International human rights law has grown to become a robust, overlapping, and interconnected system of international, regional, and national guarantees and mechanisms that require states to respect the rights of individuals.[3] The degree to which states are governed by human rights norms and procedures varies, however, according to their individual histories of ratification or accession to certain treaties or past compliance with customary international norms.

International human rights law as we know it today . .  seeks to protect individual human beings without regard to their nationality or other status. That is its most distinguishing characteristic and overarching value.

Thomas Buergenthal, The Evolving International Human Rights Law System, American Journal of International Law

Some human rights norms, referred to as peremptory or jus cogens norms, apply everywhere and are obligatory in all contexts.[4] While there is no universal agreement as to the full list of jus cogens norms, it is generally accepted that these include the prohibitions on torture, genocide, piracy, slavery, and the slave trade.[5] Violations of jus cogens norms constitute crimes for which states may be obliged to prosecute or extradite suspects, even in cases where the crimes were committed in the territory of another state.

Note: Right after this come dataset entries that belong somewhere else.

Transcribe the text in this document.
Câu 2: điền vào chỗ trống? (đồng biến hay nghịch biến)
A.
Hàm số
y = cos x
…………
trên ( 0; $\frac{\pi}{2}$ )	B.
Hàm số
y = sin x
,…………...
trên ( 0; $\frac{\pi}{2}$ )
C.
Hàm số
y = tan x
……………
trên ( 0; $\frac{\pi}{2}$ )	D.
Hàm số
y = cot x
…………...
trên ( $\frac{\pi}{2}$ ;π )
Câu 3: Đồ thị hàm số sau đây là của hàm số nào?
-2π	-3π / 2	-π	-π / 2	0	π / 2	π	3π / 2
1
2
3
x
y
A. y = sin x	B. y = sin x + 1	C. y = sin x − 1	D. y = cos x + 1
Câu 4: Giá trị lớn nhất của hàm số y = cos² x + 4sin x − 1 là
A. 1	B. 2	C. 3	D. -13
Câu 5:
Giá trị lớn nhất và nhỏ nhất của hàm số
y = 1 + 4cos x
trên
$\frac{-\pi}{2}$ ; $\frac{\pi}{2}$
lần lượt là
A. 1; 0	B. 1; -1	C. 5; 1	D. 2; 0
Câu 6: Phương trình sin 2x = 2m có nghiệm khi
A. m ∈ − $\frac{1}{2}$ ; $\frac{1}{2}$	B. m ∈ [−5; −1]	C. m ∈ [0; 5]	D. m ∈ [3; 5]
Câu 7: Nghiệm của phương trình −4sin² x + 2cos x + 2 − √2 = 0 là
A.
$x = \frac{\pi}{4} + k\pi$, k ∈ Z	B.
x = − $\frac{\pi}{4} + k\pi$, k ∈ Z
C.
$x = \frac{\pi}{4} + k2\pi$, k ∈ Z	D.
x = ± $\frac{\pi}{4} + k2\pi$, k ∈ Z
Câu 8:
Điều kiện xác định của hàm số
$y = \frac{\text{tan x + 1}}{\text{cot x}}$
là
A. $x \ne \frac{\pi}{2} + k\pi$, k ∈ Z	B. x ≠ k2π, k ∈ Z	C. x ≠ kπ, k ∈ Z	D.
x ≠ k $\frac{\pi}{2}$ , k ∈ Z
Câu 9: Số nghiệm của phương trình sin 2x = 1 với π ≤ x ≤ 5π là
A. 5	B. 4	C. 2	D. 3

International criminal law, by contrast with human rights law, comprises a narrow and largely parallel set of systems of international and national prohibitions and procedures designed to deter and punish individuals for certain categories of conduct. The core international crimes are genocide, war crimes, and crimes against humanity.

The wrongs which we seek to condemn and punish have been so calculated, so malignant, and so devastating, that civilization cannot tolerate their being ignored, because it cannot survive their being repeated.

Justice Robert H. Jackson, Opening Statement before the International Military Tribunal

International criminal law institutions began a period of rapid development in the late twentieth century, and they did so largely within the framework of the United Nations Charter and in the pattern set by the international human rights treaty bodies. Thus, the United Nations charter-based procedures and international treaty bodies regularly interpret, incorporate, and build on developments in international criminal law. Although the criminal courts are obliged to develop jurisprudence with a focus on individual cases before them, in accordance with their mandates or national laws, they nonetheless may draw on human rights law sources in fashioning their opinions.

While Partners in Justice International centres its work on partnering with local practitioners seeking justice for international crimes (including jus cogens crimes) in national jurisdictions, opening pathways to justice for victims can often be enhanced by working through multinational or international institutions and initiatives.

READ more:

[1] Charter of the United Nations (UN Charter), entered into force 20 October 1945, Preamble.

[2] UN Charter, arts. 55, 56.

[3] Thomas Buergenthal, The Evolving International Human Rights Law System, American Journal of International Law (2006) at 783.

[4] The 1969 and 1986 Vienna Conventions on the Law of Treaties specify that a treaty is void if it conflicts with jus cogens norms. See Vienna Convention on the Law of Treaties, arts. 53, 64. The International Law Commission adopted guiding principles in 2006 asserting that the same is true for unilateral declarations. Guiding Principles applicable to unilateral declarations of States capable of creating legal obligations, with commentaries thereto, United Nations International Law Commission, 58th Session, 2006.

[5] M. Cherif Bassiouni. (Autumn 1996) “International Crimes: ‘Jus Cogens’ and ‘Obligatio Erga Omnes’.” Law and Contemporary Problems. Vol. 59, No. 4, Pg. 68.